I don't want to jump in the middle of this discussion, but I think some of your assumptions lack information and rely on prejudice. I was taken back by your reference to Luther. Yes, the reformation technically started with him, but please notice some of the differences that distinguish Luther from what we consider "reformed":

1. Luther tried to reform the Catholic church from within. Reformed theology threw out the Catholic system and started afresh.
2. Luther practiced "occasional theology." The Reformed practiced "systematic theology."

It seems to me that as you accuse of bias in CT and reformed systematics, your foundation is in part built off of bias and misinformation, as if one person embodied the reformation (Luther being one of the last people I would look to for understanding reformed theology as we know it).

Hope this helps...


----------



## Semper Fidelis

SolaScriptura said:


> pkananen said:
> 
> 
> 
> 
> 
> SolaScriptura said:
> 
> 
> 
> Question: does Acts 21 teach that Paul was "Torah observant," or does it show - like when he had Timothy circumcised in Acts 16:3 - that he was concerned about not causing unnecessary offense to those who would have expected certain things because he was a Jew?
> 
> 
> 
> 
> As I've mentioned, this argument makes Galatians a strange book for Paul to have written.
> 
> Click to expand...
> 
> 
> How so?
Click to expand...


Ben,

Peter stated earlier:



> If Paul is trying to pacify the Jews here so they don't get mad or to "become as a Jew", then why did he write an entire book of the Bible to the Galatians about the hypocrisy that Peter had about differing behavior between Jews and Gentiles?

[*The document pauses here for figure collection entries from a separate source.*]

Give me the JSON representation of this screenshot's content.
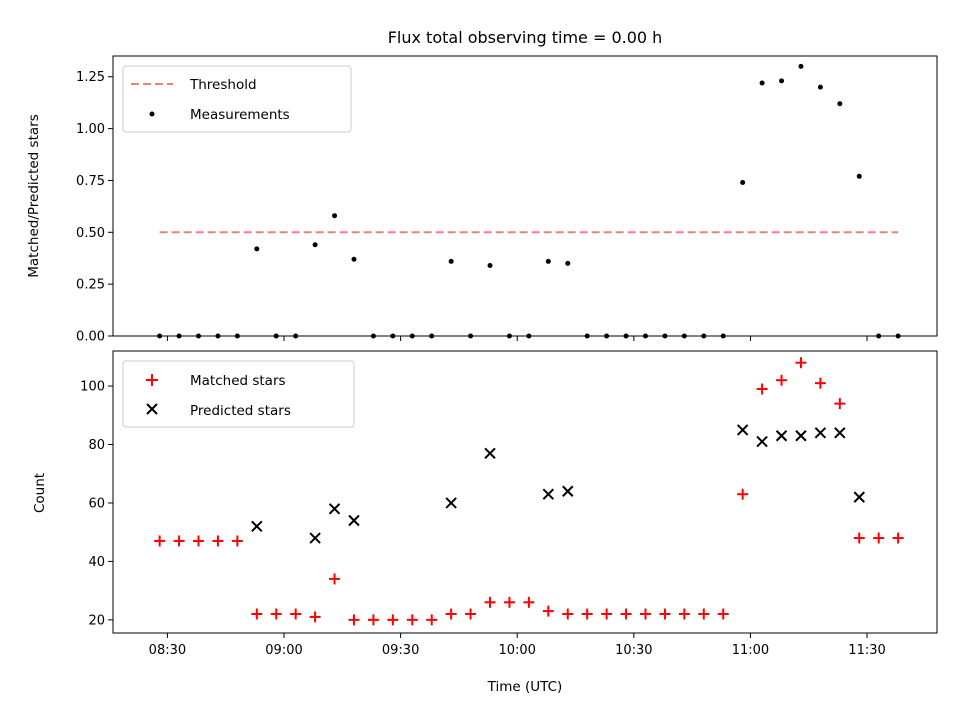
{
  "chart_data": [
    {
      "type": "scatter",
      "title": "Flux total observing time = 0.00 h",
      "xlabel": "",
      "ylabel": "Matched/Predicted stars",
      "ylim": [
        0,
        1.35
      ],
      "yticks": [
        "0.00",
        "0.25",
        "0.50",
        "0.75",
        "1.00",
        "1.25"
      ],
      "legend_position": "upper-left",
      "grid": false,
      "threshold": {
        "name": "Threshold",
        "value": 0.5,
        "x_start": "08:28",
        "x_end": "11:38",
        "color": "#f08080"
      },
      "series": [
        {
          "name": "Measurements",
          "color": "#000000",
          "marker": "dot",
          "x": [
            "08:28",
            "08:33",
            "08:38",
            "08:43",
            "08:48",
            "08:53",
            "08:58",
            "09:03",
            "09:08",
            "09:13",
            "09:18",
            "09:23",
            "09:28",
            "09:33",
            "09:38",
            "09:43",
            "09:48",
            "09:53",
            "09:58",
            "10:03",
            "10:08",
            "10:13",
            "10:18",
            "10:23",
            "10:28",
            "10:33",
            "10:38",
            "10:43",
            "10:48",
            "10:53",
            "10:58",
            "11:03",
            "11:08",
            "11:13",
            "11:18",
            "11:23",
            "11:28",
            "11:33",
            "11:38"
          ],
          "y": [
            0,
            0,
            0,
            0,
            0,
            0.42,
            0,
            0,
            0.44,
            0.58,
            0.37,
            0,
            0,
            0,
            0,
            0.36,
            0,
            0.34,
            0,
            0,
            0.36,
            0.35,
            0,
            0,
            0,
            0,
            0,
            0,
            0,
            0,
            0.74,
            1.22,
            1.23,
            1.3,
            1.2,
            1.12,
            0.77,
            0,
            0
          ]
        }
      ]
    },
    {
      "type": "scatter",
      "title": "",
      "xlabel": "Time (UTC)",
      "ylabel": "Count",
      "ylim": [
        15.5,
        112
      ],
      "yticks": [
        "20",
        "40",
        "60",
        "80",
        "100"
      ],
      "xticks": [
        "08:30",
        "09:00",
        "09:30",
        "10:00",
        "10:30",
        "11:00",
        "11:30"
      ],
      "xlim": [
        "08:16",
        "11:48"
      ],
      "legend_position": "upper-left",
      "grid": false,
      "series": [
        {
          "name": "Matched stars",
          "color": "#ff0000",
          "marker": "plus",
          "x": [
            "08:28",
            "08:33",
            "08:38",
            "08:43",
            "08:48",
            "08:53",
            "08:58",
            "09:03",
            "09:08",
            "09:13",
            "09:18",
            "09:23",
            "09:28",
            "09:33",
            "09:38",
            "09:43",
            "09:48",
            "09:53",
            "09:58",
            "10:03",
            "10:08",
            "10:13",
            "10:18",
            "10:23",
            "10:28",
            "10:33",
            "10:38",
            "10:43",
            "10:48",
            "10:53",
            "10:58",
            "11:03",
            "11:08",
            "11:13",
            "11:18",
            "11:23",
            "11:28",
            "11:33",
            "11:38"
          ],
          "y": [
            47,
            47,
            47,
            47,
            47,
            22,
            22,
            22,
            21,
            34,
            20,
            20,
            20,
            20,
            20,
            22,
            22,
            26,
            26,
            26,
            23,
            22,
            22,
            22,
            22,
            22,
            22,
            22,
            22,
            22,
            63,
            99,
            102,
            108,
            101,
            94,
            48,
            48,
            48
          ]
        },
        {
          "name": "Predicted stars",
          "color": "#000000",
          "marker": "x",
          "x": [
            "08:53",
            "09:08",
            "09:13",
            "09:18",
            "09:43",
            "09:53",
            "10:08",
            "10:13",
            "10:58",
            "11:03",
            "11:08",
            "11:13",
            "11:18",
            "11:23",
            "11:28"
          ],
          "y": [
            52,
            48,
            58,
            54,
            60,
            77,
            63,
            64,
            85,
            81,
            83,
            83,
            84,
            84,
            62
          ]
        }
      ]
    }
  ]
}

Of course, the problem is that Paul did not write the Book of Galatians about the hypocrisy that Peter had about differing behavior between Jews and Gentiles.

Peter has already "filtered" Galatians through the Hebrew Roots Movement theology and, consequently, even Galatians can only confirm and not correct his aberrant theology.

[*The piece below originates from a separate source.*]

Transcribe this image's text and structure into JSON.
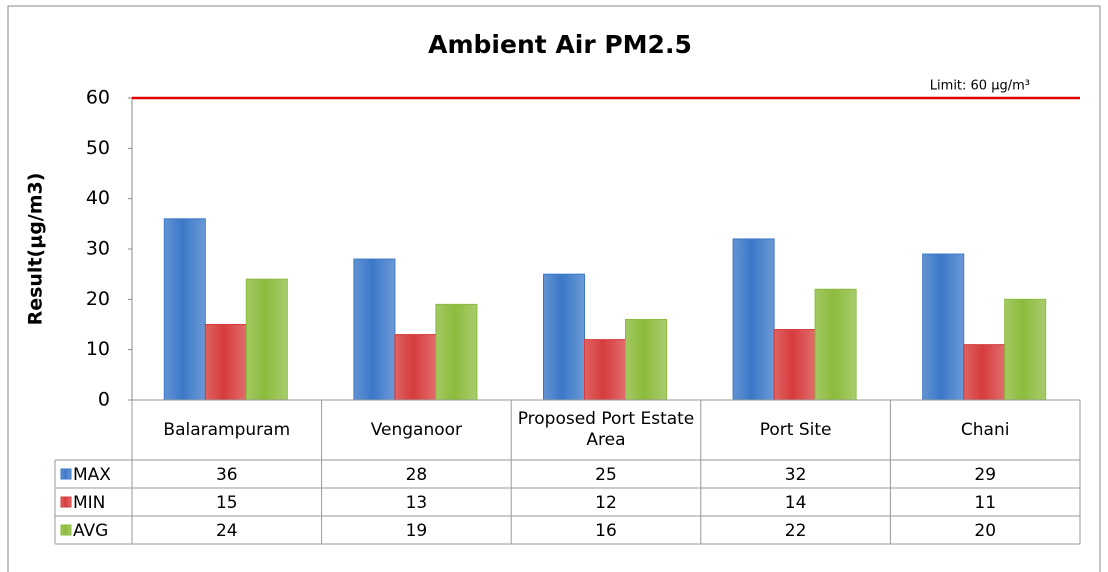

As I was driving in today, I was thinking how sad it is to have this view of theology because it really does distort one's view of a fairly pivotal book in the NT about the fact that the dividing wall has been removed from Jew and Gentile.

It reminds me of something I heard in condemnation of those who ordain women as Pastors that if you can make Paul's writing mean: "I do permit a woman to teach..." then you can get the Bible to say anything.

Likewise, having studied Galatians several times, if you can come away from reading Galatians believing that Paul is really saying that there _is_ both Jew and Gentile in Christ then you can get the Bible to say anything.